Les 5 rives
Alliance étonnante entre la mer et la terre, la Méditerranée est trop étroite pour séparer, trop large pour confondre. Elle tisse, par les voyageurs qui la traversent ou la contournent, le berceau d’une civilisation de la parole et de l’écriture, de la rencontre et de la confrontation. Moins une mer que des rives, elle est « un monde en morceaux dont les éclats brillent comme autant de scintillements d’un flamboiement passé » (1).

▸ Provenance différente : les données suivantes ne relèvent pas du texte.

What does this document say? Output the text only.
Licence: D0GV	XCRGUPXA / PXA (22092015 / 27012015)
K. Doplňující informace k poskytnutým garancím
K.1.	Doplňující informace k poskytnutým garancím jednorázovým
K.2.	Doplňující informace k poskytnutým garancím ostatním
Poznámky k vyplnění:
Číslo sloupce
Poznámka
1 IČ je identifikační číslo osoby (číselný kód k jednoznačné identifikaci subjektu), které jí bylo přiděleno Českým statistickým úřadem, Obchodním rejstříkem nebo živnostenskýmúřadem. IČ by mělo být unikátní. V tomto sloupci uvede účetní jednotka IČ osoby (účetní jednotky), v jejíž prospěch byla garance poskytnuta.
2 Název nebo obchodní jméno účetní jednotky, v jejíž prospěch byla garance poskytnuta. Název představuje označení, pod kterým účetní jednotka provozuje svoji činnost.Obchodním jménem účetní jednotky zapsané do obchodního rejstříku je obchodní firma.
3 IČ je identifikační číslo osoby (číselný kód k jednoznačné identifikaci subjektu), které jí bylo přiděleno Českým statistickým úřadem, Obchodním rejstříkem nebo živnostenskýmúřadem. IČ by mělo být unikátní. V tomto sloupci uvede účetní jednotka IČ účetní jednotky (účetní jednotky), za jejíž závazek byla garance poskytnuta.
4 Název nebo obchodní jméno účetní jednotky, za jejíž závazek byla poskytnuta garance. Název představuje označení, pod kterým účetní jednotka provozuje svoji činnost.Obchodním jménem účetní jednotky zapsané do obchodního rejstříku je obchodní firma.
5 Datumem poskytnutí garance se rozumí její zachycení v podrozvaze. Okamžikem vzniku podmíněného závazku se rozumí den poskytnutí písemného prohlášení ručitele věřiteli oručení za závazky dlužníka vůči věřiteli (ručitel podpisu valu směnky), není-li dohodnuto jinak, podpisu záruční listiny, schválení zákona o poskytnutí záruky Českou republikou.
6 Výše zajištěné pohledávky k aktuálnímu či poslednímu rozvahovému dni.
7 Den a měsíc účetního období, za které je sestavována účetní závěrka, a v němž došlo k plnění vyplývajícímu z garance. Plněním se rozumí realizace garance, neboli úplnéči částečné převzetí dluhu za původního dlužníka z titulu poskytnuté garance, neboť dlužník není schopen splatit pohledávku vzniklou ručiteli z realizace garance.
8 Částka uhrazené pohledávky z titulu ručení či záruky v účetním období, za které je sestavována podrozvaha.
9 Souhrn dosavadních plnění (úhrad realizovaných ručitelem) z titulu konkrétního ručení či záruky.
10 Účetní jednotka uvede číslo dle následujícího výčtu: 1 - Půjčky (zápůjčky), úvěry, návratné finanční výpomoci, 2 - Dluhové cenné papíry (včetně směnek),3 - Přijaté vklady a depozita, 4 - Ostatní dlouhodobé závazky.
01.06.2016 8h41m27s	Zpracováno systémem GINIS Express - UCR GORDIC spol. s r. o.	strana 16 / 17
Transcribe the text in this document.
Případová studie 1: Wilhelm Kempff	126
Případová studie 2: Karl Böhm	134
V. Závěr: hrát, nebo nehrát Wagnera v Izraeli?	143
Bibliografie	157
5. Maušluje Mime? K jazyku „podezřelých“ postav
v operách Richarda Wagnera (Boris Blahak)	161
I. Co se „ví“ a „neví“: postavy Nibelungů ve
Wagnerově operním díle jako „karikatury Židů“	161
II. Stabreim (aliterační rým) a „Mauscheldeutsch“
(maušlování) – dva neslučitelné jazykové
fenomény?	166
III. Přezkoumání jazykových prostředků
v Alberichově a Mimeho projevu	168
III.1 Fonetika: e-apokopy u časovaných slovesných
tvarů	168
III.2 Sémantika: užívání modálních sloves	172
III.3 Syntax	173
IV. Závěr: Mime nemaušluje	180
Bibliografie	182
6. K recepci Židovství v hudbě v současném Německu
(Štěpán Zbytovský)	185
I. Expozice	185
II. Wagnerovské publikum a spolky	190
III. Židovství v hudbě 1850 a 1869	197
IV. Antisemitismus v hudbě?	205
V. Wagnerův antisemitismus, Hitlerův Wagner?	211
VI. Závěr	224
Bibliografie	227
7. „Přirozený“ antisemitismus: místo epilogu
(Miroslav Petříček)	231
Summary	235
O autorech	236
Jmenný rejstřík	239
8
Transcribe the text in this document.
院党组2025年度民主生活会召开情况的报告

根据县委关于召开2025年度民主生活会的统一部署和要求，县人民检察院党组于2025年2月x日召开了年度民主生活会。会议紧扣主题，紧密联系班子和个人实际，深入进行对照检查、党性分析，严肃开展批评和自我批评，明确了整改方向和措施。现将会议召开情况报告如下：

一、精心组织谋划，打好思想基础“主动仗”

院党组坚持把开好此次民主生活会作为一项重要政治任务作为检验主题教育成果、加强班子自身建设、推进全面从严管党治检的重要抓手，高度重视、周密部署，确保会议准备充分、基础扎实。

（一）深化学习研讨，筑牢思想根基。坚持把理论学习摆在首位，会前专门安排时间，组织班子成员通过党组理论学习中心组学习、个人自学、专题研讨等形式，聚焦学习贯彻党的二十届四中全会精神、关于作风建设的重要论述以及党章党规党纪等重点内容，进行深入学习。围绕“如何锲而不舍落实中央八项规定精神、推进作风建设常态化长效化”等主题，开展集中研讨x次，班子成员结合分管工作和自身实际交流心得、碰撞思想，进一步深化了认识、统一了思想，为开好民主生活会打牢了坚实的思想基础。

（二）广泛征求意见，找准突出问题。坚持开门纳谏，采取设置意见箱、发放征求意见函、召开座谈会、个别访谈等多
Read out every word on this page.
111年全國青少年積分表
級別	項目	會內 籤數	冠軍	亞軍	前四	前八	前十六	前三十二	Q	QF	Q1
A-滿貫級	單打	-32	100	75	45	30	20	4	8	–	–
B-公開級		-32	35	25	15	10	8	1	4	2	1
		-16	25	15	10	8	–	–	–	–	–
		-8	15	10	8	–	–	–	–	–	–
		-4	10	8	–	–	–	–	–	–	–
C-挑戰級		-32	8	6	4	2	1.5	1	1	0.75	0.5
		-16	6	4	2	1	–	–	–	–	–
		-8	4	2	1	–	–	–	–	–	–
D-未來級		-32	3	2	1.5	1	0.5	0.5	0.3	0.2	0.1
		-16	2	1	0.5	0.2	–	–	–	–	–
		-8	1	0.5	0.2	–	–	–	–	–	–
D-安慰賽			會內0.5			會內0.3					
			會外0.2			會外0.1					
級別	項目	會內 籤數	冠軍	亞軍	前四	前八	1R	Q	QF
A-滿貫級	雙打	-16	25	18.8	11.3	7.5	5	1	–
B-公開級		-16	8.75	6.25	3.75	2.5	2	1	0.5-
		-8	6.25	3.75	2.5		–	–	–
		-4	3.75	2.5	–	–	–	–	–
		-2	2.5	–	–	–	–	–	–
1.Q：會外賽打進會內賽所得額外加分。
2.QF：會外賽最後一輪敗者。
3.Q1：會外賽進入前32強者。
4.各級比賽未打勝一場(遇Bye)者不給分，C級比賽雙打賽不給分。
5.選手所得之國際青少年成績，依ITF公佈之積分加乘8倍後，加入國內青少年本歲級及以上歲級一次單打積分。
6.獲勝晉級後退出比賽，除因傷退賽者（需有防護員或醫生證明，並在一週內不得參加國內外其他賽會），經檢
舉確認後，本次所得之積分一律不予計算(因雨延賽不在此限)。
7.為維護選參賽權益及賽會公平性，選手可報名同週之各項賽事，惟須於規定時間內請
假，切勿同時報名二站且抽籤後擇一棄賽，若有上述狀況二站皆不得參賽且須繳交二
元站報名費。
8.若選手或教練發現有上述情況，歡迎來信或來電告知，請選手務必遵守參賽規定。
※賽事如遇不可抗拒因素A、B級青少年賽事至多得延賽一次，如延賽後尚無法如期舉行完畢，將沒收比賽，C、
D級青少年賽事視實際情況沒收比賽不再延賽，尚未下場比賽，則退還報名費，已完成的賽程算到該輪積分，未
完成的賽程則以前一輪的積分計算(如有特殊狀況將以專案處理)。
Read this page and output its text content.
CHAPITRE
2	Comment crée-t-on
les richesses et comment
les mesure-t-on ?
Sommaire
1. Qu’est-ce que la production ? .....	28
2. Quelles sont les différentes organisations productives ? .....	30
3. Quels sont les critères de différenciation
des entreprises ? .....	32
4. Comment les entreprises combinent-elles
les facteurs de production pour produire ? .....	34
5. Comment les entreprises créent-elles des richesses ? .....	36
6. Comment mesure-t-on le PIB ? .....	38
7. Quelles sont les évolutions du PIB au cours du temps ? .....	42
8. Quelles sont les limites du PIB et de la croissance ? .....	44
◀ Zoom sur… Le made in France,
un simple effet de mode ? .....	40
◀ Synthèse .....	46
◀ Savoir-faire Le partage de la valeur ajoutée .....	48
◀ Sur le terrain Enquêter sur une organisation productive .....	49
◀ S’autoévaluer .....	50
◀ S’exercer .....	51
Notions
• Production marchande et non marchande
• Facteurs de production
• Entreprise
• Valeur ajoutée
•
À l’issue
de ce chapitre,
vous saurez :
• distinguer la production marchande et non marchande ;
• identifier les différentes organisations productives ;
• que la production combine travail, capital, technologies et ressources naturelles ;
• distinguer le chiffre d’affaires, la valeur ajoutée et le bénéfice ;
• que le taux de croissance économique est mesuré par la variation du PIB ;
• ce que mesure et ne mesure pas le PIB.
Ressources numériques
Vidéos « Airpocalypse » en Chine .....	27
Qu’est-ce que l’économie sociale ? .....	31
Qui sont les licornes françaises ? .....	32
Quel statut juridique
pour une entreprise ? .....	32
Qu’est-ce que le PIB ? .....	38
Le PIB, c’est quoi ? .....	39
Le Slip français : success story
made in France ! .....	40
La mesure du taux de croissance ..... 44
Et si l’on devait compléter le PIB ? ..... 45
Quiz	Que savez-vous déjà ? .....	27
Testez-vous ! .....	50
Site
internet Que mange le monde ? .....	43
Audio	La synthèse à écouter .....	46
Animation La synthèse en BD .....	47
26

Aux villes fondées sur ses rives, elle fait entendre son appel : « Allons sur l’autre rive ! », ce que firent Ulysse et Enée, mais aussi Jonas et Paul, sans omettre François, Ignace et tant d’autres. Du Nord au Sud, d’Est en Ouest, selon les vents et les courants du moment, les navires la sillonnent, transportant les richesses des uns et des autres, mêlant saveurs et langages.
À côté des marins, des commerçants et des diplomates, l’espace méditerranéen fut parcouru par des pèlerins et des savants, à la recherche de lieux saints partagés, curieux d’antiquités et de coutumes mémorables. Avec le temps, la Méditerranée acquit ce statut privilégié d’itinéraire d’apprentissage, comme s’il fallait chercher, dans l’ailleurs méditerranéen, les racines de sa propre civilisation.
« Le mare nostrum de jadis n’est plus dans le monde actuel le centre des décisions mais, de par sa parole très tôt comprise en des œuvres qui se sont révélées durables, elle est un de ces grands signifiants qui permettent la vraie pensée, celle qui ne renonce pas à se défaire des mythes.» (2)
(1) E. Errera, « Les poètes de la Méditerranée. Anthologie », Gallimard, 2013, p. 21.
(2) Y. Bonnefoy, « Les poètes de la Méditerranée. Anthologie », Gallimard, 2013, p. 15.